The Grind, The Twin and What Comes Next.
Exploring how the shift from knowledge hoarding to knowledge flow is reshaping work, collaboration, and our role in the age of AI.
Imagine a digital version of yourself. A precise, tireless twin that writes like you. Speaks like you. Negotiates like you. Decides like you.
In some sectors, this isn’t science fiction anymore. You already know that:
Sales reps already have AI copilots that mimic their pitch styles.
Customer service agents work alongside bots that replicate their tone and empathy cues.
Analysts in finance and consulting use AI that drafts reports and forecasts in their voice.
The AI twin is creeping in where workflows are structured, repeatable, and measurable. That makes more jobs eligible than most people think. McKinsey estimates that roughly 20% of today’s work activities could be automated with current AI – a much larger share than people expect when they think of automation.
This is however meaningless to me, especially if it is phrased to scare people away.
Meaningless because multiple moving parts are at play here:
AI adoption is nowhere near massive and when it is adopted, it is usually to augment or speed up human work. According to McKinsey, only 21% of organisations had embedded AI in multiple business units as of 2023, with most deployments focusing on augmentation rather than replacement.
AI evolves: its agentic form is only a beginning, while the broader singularity will happen, though every day seems to bring a new predicted date.
The impact of AI depends as much on human choices, regulations, and social norms as it does on the technology itself. The World Economic Forum calls this the “governance gap”.
The world of work cannot stand still, though.
If AI evolves, so should the world of work. So should our conception of work. So should our relationship with technology.
The world of work has already been through evolutions (as discussed here), but we confined technology to a role of enabler. Decision-making power remained human. In other words, the relationship we’ve been building with technology - and the definition of progress we’ve derived from it - is a servile and asymmetric one.
And yet, the grind has always been more than survival. The long nights, the missed weekends, the effort poured into work – these are the crucibles where meaning is forged. Struggle gives victories their taste. Even when technology lightens the load, people cling to effort as a source of identity. If AI were to trip work of its friction, would we celebrate, or quietly mourn the loss of purpose that comes from striving?
What if we were to reverse the terms of the relationship?
Imagine yourself at work following the orders of an AI manager. Imagine a human-less business, entirely run by AI-powered humanoids, competing with human-driven companies.
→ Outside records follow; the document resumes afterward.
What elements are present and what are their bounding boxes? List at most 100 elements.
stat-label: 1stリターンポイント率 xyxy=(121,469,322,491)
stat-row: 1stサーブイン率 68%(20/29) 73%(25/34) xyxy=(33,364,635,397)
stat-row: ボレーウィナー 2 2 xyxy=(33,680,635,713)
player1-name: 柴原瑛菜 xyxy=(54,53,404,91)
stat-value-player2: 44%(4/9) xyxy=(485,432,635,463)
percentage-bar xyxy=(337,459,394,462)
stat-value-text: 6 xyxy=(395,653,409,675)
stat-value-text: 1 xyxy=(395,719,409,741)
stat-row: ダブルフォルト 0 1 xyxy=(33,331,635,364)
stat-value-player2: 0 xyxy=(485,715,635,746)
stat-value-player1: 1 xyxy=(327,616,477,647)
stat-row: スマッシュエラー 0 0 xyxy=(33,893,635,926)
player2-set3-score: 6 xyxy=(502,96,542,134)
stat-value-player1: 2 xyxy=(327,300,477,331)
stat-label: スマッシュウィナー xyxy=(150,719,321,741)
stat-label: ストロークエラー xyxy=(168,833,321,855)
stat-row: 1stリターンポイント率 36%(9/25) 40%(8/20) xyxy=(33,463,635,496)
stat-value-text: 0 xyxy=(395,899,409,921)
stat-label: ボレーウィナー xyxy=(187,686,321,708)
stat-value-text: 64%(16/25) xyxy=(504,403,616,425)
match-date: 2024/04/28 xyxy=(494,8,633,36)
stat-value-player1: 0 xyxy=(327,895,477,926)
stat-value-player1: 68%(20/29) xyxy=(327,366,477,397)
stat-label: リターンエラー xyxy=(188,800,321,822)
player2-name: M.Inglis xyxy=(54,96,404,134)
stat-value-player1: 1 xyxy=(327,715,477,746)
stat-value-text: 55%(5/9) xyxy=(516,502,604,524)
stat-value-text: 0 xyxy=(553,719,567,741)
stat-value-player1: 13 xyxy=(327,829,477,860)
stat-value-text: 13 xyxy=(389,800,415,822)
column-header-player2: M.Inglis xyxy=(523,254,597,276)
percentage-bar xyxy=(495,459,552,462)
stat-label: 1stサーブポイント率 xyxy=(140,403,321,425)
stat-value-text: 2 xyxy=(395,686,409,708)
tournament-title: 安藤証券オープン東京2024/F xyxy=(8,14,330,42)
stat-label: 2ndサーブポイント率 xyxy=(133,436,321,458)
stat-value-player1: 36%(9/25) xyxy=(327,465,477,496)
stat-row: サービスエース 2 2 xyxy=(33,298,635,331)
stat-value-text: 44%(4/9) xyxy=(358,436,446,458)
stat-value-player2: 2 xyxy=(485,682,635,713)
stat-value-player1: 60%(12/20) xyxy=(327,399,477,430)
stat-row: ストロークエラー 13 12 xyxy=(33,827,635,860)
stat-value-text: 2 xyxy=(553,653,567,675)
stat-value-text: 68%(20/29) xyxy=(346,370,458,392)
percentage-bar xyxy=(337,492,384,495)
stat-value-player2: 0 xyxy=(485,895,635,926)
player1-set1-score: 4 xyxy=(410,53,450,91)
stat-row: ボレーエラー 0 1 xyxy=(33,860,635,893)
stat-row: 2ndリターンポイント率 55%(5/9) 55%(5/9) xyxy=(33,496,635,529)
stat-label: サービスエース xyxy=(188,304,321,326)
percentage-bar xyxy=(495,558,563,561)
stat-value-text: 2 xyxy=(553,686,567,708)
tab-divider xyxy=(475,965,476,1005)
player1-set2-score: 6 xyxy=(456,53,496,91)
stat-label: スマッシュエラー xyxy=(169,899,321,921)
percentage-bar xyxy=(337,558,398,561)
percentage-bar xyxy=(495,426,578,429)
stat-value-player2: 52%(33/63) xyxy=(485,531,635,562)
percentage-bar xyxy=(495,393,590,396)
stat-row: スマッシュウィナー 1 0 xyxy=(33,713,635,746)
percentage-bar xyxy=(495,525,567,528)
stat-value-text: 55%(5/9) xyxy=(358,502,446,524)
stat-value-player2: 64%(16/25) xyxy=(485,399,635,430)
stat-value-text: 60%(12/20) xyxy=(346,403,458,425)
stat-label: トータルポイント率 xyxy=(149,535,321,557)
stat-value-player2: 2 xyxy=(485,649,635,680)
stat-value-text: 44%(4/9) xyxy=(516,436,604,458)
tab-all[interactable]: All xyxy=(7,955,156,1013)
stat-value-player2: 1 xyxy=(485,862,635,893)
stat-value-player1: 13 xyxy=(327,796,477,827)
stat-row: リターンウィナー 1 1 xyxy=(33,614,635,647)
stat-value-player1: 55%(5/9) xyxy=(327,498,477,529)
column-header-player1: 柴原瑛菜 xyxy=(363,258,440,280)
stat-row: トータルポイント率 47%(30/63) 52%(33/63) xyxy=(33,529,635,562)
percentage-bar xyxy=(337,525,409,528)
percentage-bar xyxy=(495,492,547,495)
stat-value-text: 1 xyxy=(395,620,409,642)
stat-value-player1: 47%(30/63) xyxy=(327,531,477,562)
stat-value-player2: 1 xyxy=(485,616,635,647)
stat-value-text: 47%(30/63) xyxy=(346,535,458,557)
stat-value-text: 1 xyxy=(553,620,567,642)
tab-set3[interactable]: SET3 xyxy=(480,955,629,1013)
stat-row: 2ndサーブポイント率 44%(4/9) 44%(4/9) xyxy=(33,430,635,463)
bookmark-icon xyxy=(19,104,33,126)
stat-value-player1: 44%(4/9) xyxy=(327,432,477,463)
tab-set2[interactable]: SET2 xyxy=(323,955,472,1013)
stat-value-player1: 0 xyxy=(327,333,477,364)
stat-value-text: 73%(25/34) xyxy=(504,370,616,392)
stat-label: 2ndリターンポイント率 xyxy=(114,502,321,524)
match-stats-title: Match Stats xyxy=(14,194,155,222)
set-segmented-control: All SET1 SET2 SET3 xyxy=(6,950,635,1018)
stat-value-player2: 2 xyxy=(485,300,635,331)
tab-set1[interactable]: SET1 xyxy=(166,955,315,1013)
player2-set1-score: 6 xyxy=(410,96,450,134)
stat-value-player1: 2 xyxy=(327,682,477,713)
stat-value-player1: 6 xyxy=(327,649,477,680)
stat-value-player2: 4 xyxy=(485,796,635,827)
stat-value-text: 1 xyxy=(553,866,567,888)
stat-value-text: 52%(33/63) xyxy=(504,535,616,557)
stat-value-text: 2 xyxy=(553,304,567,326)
Futuristic -and often dystopian- stories are aplenty. Not so many can profoundly reshape our work-centric society.
Moving work as we know it to the periphery would be not a shift, but a complete departure from where we stand. At its core, it could be our most liberating moment: moving from freedom through work to freedom from work – or freedom to work. This undoubtedly requires us to overcome multiple barriers:
A philosophical barrier: as a species, what becomes our purpose?
An ethical barrier: as a society, how do we distribute value fairly? The IMF warns that AI could widen inequality if governance lags behind adoption.
A mental barrier: as an individual, what gives me purpose if I do not work – or if I work for an AI creature?
Let’s be real: to get there, the web of implications is impossible to disentangle. Economies are interdependent. Financial systems are interlocked. And such a bold move could only be ever happen through collective and synchronised effort – and occurrences of humans working as a single community are rare.
That said, future forms of AI clearly open up opportunities to reshape parts of our society. I will phrase it very cautiously:
AI has the potential to make the world a less tough place for many.
But for now, the path forward is more pragmatic than radical. AI is not replacing humanity wholesale. It is nibbling at the edges, automating tasks rather than entire lives. This means the human edge still matters: creativity, judgement, resilience, and the ability to endure the grind when things don’t go according to plan. In the present tense, that is still our competitive advantage.